By their own admission, the Russians flew 64 bombing sorties against the Daesh attackers outside Palmyra. But given the huge columns of dust thrown up by the Daesh convoys, why didn't the American air force join in the bombardment of their greatest enemy? But no: for some reason, the US satellites and drones and intelligence just didn't spot them - any more than they did when Daesh drove identical convoys of suicide trucks to seize Palmyra when they first took the city in May 2015.
There's no doubting what a setback Palmyra represents for both the Syrian army and the Russians - however symbolic rather than military. Syrian officers told me in Palmyra earlier this year that Daesh would never be allowed to return. There was a Russian military base in the city. Russian aircraft flew overhead. A Russian orchestra had just played in the Roman ruins to celebrate Palmyra's liberation.
So what happened? Most likely is that the Syrian military simply didn't have the manpower to defend Palmyra while closing in on eastern Aleppo.
They will have to take Palmyra back - quickly. But for Bashar al-Assad, the end of the Aleppo siege means that Daesh, al-Nusra, al-Qaeda and all the other Salafist groups and their allies can no longer claim a base, or create a capital, in the long line of great cities that form the spine of Syria: Damascus, Homs, Hama and Aleppo.
Back to Aleppo. The familiar and now tired political-journalistic narrative is in need of refreshing. The evidence has been clear for some days.

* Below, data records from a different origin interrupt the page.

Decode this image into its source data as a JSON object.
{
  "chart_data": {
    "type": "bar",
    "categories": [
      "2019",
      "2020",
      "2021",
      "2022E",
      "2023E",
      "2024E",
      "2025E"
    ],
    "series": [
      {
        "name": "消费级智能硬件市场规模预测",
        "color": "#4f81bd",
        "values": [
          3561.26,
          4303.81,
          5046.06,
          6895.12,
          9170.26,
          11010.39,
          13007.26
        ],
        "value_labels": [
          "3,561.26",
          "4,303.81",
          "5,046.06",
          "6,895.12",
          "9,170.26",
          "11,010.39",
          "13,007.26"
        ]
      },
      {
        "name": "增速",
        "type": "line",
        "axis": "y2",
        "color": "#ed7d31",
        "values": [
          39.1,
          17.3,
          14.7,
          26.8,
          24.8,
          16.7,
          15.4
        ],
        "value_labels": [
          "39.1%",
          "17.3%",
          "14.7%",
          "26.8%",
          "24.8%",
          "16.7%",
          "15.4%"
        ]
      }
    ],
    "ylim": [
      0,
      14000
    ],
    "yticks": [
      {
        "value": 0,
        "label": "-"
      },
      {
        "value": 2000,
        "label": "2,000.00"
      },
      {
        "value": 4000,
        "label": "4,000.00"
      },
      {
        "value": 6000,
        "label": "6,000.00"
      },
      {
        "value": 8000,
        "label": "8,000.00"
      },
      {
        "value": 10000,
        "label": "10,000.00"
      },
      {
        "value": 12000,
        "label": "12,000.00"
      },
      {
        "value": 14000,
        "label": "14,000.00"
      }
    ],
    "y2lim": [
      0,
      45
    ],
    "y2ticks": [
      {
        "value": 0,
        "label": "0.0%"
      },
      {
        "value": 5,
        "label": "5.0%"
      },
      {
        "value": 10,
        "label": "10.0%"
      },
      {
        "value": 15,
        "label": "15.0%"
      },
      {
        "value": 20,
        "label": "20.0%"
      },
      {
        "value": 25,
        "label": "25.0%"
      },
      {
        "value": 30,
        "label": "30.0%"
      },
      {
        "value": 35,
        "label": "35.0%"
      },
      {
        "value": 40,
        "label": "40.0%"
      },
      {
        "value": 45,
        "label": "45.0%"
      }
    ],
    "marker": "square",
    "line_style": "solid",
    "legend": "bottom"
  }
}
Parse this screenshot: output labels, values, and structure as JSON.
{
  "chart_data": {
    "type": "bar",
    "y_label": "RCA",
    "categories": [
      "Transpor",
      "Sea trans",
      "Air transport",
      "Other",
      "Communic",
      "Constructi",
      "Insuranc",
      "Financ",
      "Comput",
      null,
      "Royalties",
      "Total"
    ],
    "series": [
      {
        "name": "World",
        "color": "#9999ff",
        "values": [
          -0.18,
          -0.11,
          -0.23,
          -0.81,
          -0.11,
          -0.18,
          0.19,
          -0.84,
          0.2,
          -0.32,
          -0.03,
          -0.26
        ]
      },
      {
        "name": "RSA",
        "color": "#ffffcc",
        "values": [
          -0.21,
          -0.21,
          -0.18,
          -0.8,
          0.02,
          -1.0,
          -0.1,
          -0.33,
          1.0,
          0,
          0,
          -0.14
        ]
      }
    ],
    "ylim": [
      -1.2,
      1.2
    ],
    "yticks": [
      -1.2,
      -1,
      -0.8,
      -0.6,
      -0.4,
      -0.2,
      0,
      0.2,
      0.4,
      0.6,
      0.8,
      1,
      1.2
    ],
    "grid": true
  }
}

Certainly our political masters are - and for the same "reason" as the rebels kidnap their victims: money. Hence the disgrace of Brexit May and her buffoonery of ministers who last week prostrated themselves to the Sunni autocrats who fund the terrorists of Syria in the hope of winning billions of pounds in post-Brexit arms sales to the Gulf.
In a few hours, the British parliament is to debate the plight of the doctors, nurses, wounded children and civilians of Aleppo and other areas of Syria. The grotesque behavior of the UK Government has ensured that neither the Syrians nor the Russians will pay the slightest attention to our pitiful wails. That, too, must become part of the story.